EMBO molecular medicine (2019-07-04)
Iris Uribesalgo, David Hoffmann, Yin Zhang, Anoop Kavirayani, Jelena Lazovic, Judit Berta, Maria Novatchkova, Tsung-Pin Pai, Reiner A Wimmer, Viktória László, Daniel Schramek, Rezaul Karim, Luigi Tortola, Sumit Deswal, Lisa Haas, Johannes Zuber, Miklós Szűcs, Keiji Kuba, Balazs Dome, Yihai Cao, Bernhard J Haubner, Josef M Penninger
RÉSUMÉ

Angiogenesis is a hallmark of cancer, promoting growth and metastasis. Anti-angiogenic treatment has limited efficacy due to therapy-induced blood vessel alterations, often followed by local hypoxia, tumor adaptation, progression, and metastasis. It is therefore paramount to overcome therapy-induced resistance. We show that Apelin inhibition potently remodels the tumor microenvironment, reducing angiogenesis, and effectively blunting tumor growth. Functionally, targeting Apelin improves vessel function and reduces polymorphonuclear myeloid-derived suppressor cell infiltration.

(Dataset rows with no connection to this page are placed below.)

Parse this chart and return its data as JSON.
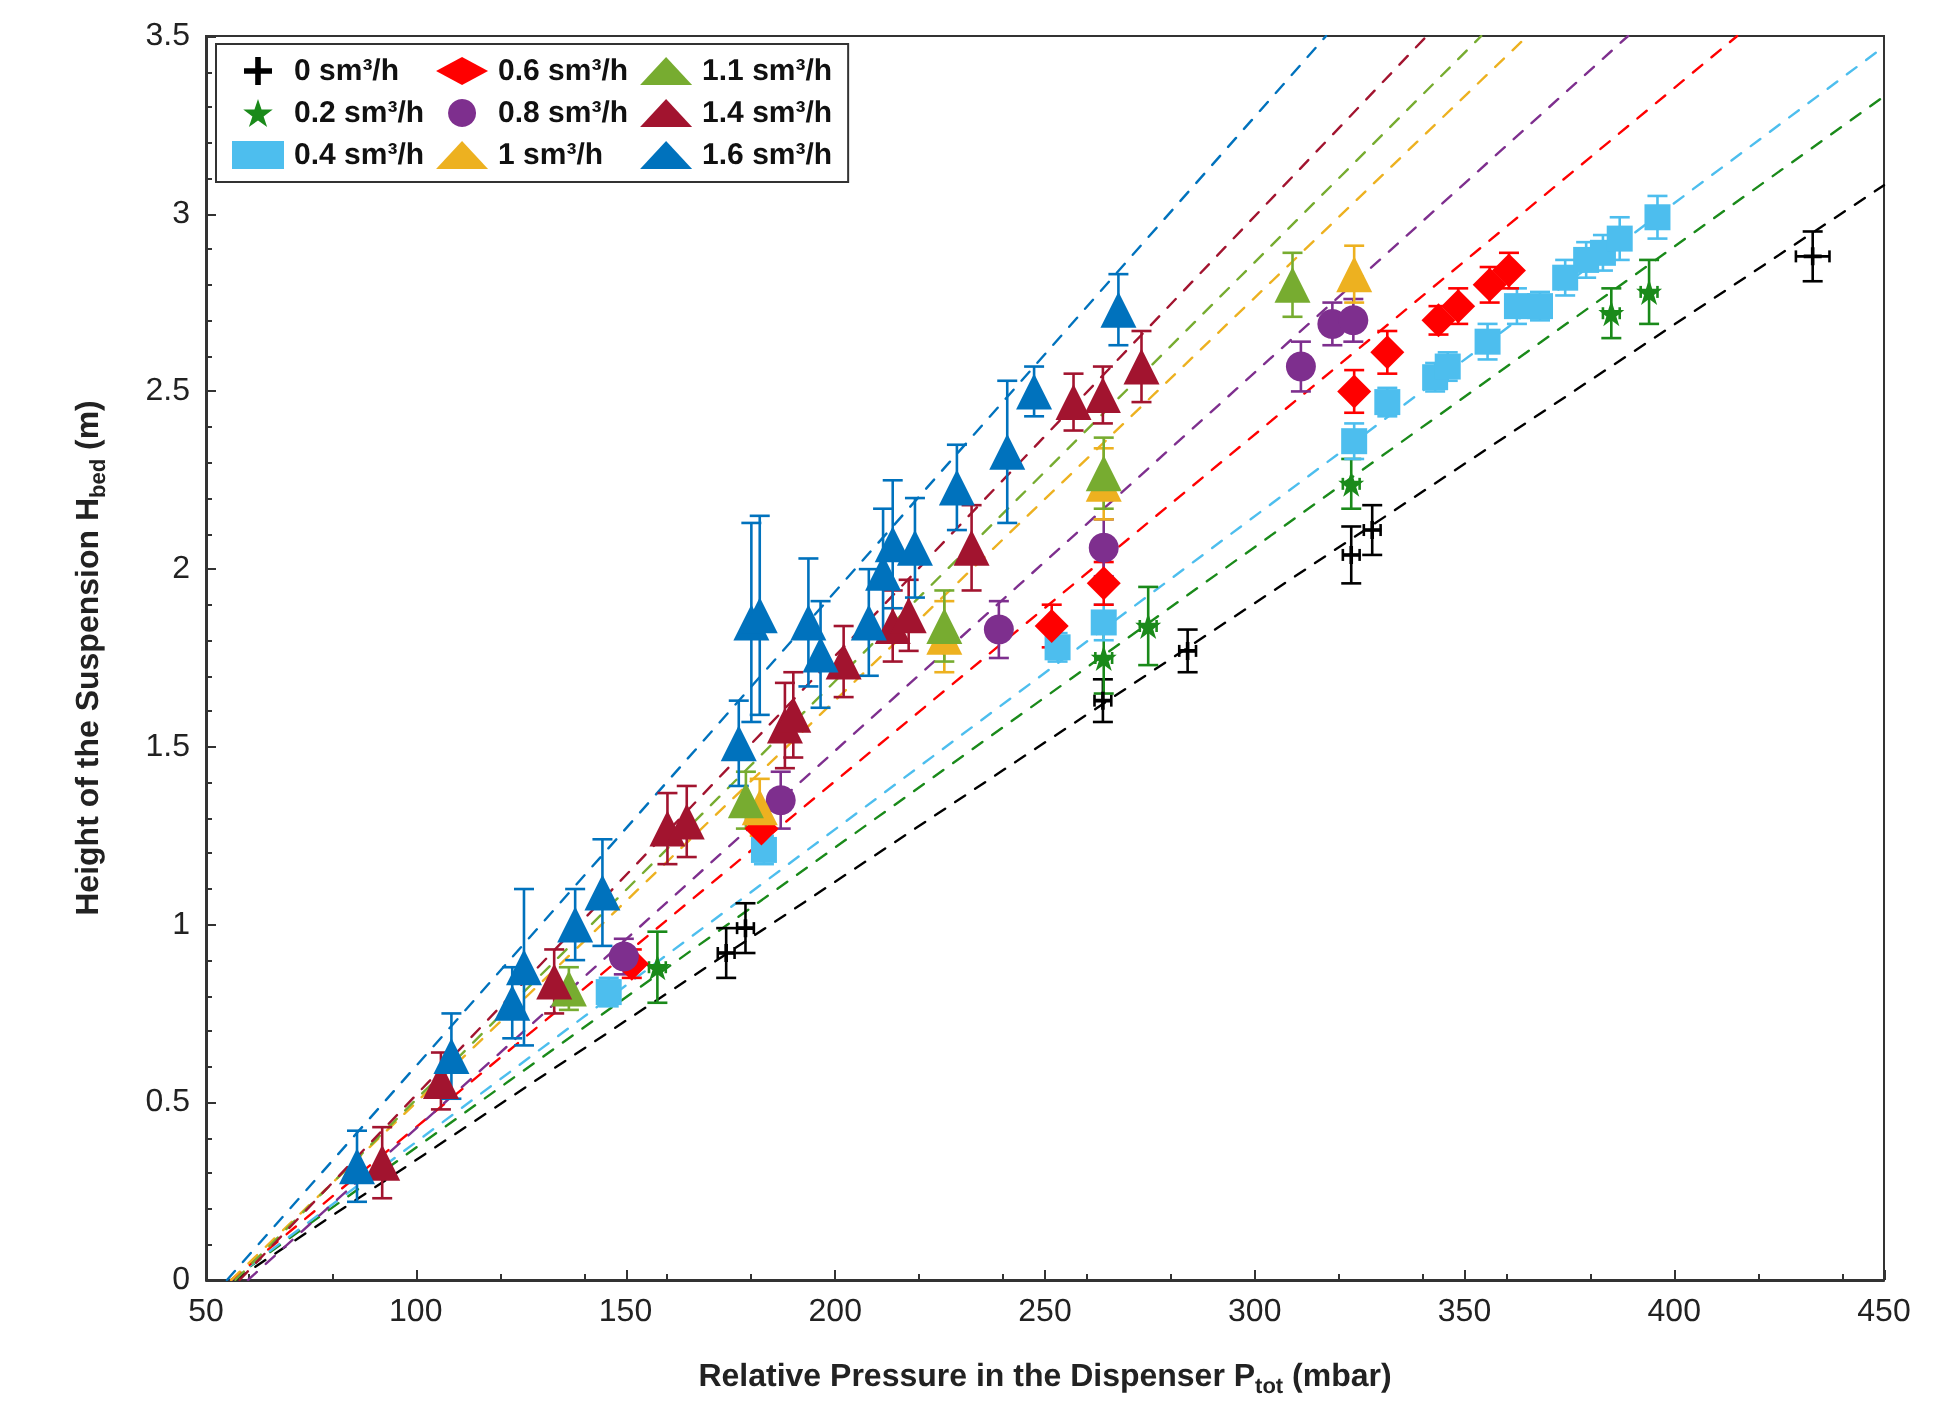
{
  "chart_data": {
    "type": "scatter",
    "xlabel": "Relative Pressure in the Dispenser P$_{tot}$ (mbar)",
    "ylabel": "Height of the Suspension H$_{bed}$ (m)",
    "xlim": [
      50,
      450
    ],
    "xticks": [
      50,
      100,
      150,
      200,
      250,
      300,
      350,
      400,
      450
    ],
    "ylim": [
      0,
      3.5
    ],
    "yticks": [
      0,
      0.5,
      1,
      1.5,
      2,
      2.5,
      3,
      3.5
    ],
    "grid": false,
    "legend": "top left",
    "series": [
      {
        "name": "0 sm³/h",
        "color": "#000000",
        "marker": "cross",
        "x": [
          174,
          178.6,
          263.8,
          284,
          323,
          328,
          433
        ],
        "values": [
          0.92,
          0.99,
          1.63,
          1.77,
          2.04,
          2.11,
          2.88
        ],
        "errors": [
          0.07,
          0.07,
          0.06,
          0.06,
          0.08,
          0.07,
          0.07
        ],
        "xerrors": [
          2,
          2,
          2,
          2,
          2,
          2,
          4
        ]
      },
      {
        "name": "0.2 sm³/h",
        "color": "#1a8a1a",
        "marker": "star",
        "x": [
          157.6,
          264,
          274.6,
          323,
          385,
          394
        ],
        "values": [
          0.88,
          1.75,
          1.84,
          2.24,
          2.72,
          2.78
        ],
        "errors": [
          0.1,
          0.1,
          0.11,
          0.07,
          0.07,
          0.09
        ],
        "xerrors": [
          2,
          2,
          2,
          2,
          2,
          2
        ]
      },
      {
        "name": "0.4 sm³/h",
        "color": "#4dbeee",
        "marker": "square",
        "x": [
          146,
          183,
          253,
          264,
          323.7,
          331.6,
          343,
          346,
          355.5,
          362.5,
          368,
          374,
          379,
          383,
          387,
          396
        ],
        "values": [
          0.81,
          1.21,
          1.78,
          1.85,
          2.36,
          2.47,
          2.54,
          2.57,
          2.64,
          2.74,
          2.74,
          2.82,
          2.87,
          2.89,
          2.93,
          2.99
        ],
        "errors": [
          0.04,
          0.04,
          0.04,
          0.05,
          0.05,
          0.04,
          0.04,
          0.04,
          0.05,
          0.05,
          0.04,
          0.05,
          0.05,
          0.05,
          0.06,
          0.06
        ]
      },
      {
        "name": "0.6 sm³/h",
        "color": "#ff0000",
        "marker": "diamond",
        "x": [
          151.5,
          182.4,
          251.6,
          264,
          323.7,
          331.6,
          343.8,
          348.5,
          356,
          360.6
        ],
        "values": [
          0.89,
          1.27,
          1.84,
          1.96,
          2.5,
          2.61,
          2.7,
          2.74,
          2.8,
          2.84
        ],
        "errors": [
          0.04,
          0.05,
          0.06,
          0.06,
          0.06,
          0.06,
          0.04,
          0.05,
          0.05,
          0.05
        ]
      },
      {
        "name": "0.8 sm³/h",
        "color": "#7e2f8e",
        "marker": "circle",
        "x": [
          149.6,
          187,
          239,
          264,
          311,
          318.5,
          323.5
        ],
        "values": [
          0.91,
          1.35,
          1.83,
          2.06,
          2.57,
          2.69,
          2.7
        ],
        "errors": [
          0.05,
          0.08,
          0.08,
          0.08,
          0.07,
          0.06,
          0.06
        ]
      },
      {
        "name": "1 sm³/h",
        "color": "#edb120",
        "marker": "triangle",
        "x": [
          182,
          226,
          264,
          323.7
        ],
        "values": [
          1.33,
          1.81,
          2.24,
          2.83
        ],
        "errors": [
          0.08,
          0.1,
          0.1,
          0.08
        ]
      },
      {
        "name": "1.1 sm³/h",
        "color": "#77ac30",
        "marker": "triangle",
        "x": [
          136.5,
          178.7,
          226,
          264,
          309
        ],
        "values": [
          0.82,
          1.35,
          1.84,
          2.27,
          2.8
        ],
        "errors": [
          0.06,
          0.08,
          0.1,
          0.1,
          0.09
        ]
      },
      {
        "name": "1.4 sm³/h",
        "color": "#a2142f",
        "marker": "triangle",
        "x": [
          92,
          106,
          133,
          160,
          164.6,
          188,
          190,
          202,
          213.7,
          217.5,
          232.5,
          256.8,
          263.8,
          273
        ],
        "values": [
          0.33,
          0.56,
          0.84,
          1.27,
          1.29,
          1.56,
          1.59,
          1.74,
          1.84,
          1.87,
          2.06,
          2.47,
          2.49,
          2.57
        ],
        "errors": [
          0.1,
          0.08,
          0.09,
          0.1,
          0.1,
          0.12,
          0.12,
          0.1,
          0.1,
          0.1,
          0.12,
          0.08,
          0.08,
          0.1
        ]
      },
      {
        "name": "1.6 sm³/h",
        "color": "#0072bd",
        "marker": "triangle",
        "x": [
          86,
          108.5,
          123,
          125.8,
          138,
          144.5,
          177,
          180,
          182,
          193.6,
          196.5,
          208,
          211.4,
          213.7,
          219,
          229,
          241,
          247.4,
          267.5
        ],
        "values": [
          0.32,
          0.63,
          0.78,
          0.88,
          1.0,
          1.09,
          1.51,
          1.85,
          1.87,
          1.85,
          1.76,
          1.85,
          1.99,
          2.07,
          2.06,
          2.23,
          2.33,
          2.5,
          2.73
        ],
        "errors": [
          0.1,
          0.12,
          0.1,
          0.22,
          0.1,
          0.15,
          0.12,
          0.28,
          0.28,
          0.18,
          0.15,
          0.15,
          0.18,
          0.18,
          0.14,
          0.12,
          0.2,
          0.07,
          0.1
        ]
      },
      {
        "type": "line",
        "color": "#000000",
        "line_style": "dashed",
        "marker": "none",
        "x": [
          57,
          450
        ],
        "values": [
          0,
          3.08
        ]
      },
      {
        "type": "line",
        "color": "#1a8a1a",
        "line_style": "dashed",
        "marker": "none",
        "x": [
          56,
          450
        ],
        "values": [
          0,
          3.33
        ]
      },
      {
        "type": "line",
        "color": "#4dbeee",
        "line_style": "dashed",
        "marker": "none",
        "x": [
          56,
          450
        ],
        "values": [
          0,
          3.47
        ]
      },
      {
        "type": "line",
        "color": "#ff0000",
        "line_style": "dashed",
        "marker": "none",
        "x": [
          56,
          415
        ],
        "values": [
          0,
          3.5
        ]
      },
      {
        "type": "line",
        "color": "#7e2f8e",
        "line_style": "dashed",
        "marker": "none",
        "x": [
          60,
          389
        ],
        "values": [
          0,
          3.5
        ]
      },
      {
        "type": "line",
        "color": "#edb120",
        "line_style": "dashed",
        "marker": "none",
        "x": [
          56,
          365
        ],
        "values": [
          0,
          3.5
        ]
      },
      {
        "type": "line",
        "color": "#77ac30",
        "line_style": "dashed",
        "marker": "none",
        "x": [
          57,
          354
        ],
        "values": [
          0,
          3.5
        ]
      },
      {
        "type": "line",
        "color": "#a2142f",
        "line_style": "dashed",
        "marker": "none",
        "x": [
          58,
          341
        ],
        "values": [
          0,
          3.5
        ]
      },
      {
        "type": "line",
        "color": "#0072bd",
        "line_style": "dashed",
        "marker": "none",
        "x": [
          55,
          317
        ],
        "values": [
          0,
          3.5
        ]
      }
    ]
  }
}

Importantly, in mammary and lung cancer, Apelin prevents resistance to anti-angiogenic receptor tyrosine kinase (RTK) inhibitor therapy, reducing growth and angiogenesis in lung and breast cancer models without increased hypoxia in the tumor microenvironment. Apelin blockage also prevents RTK inhibitor-induced metastases, and high Apelin levels correlate with poor prognosis of anti-angiogenic therapy patients. These data identify a druggable anti-angiogenic drug target that reduces tumor blood vessel densities and normalizes the tumor vasculature to decrease metastases.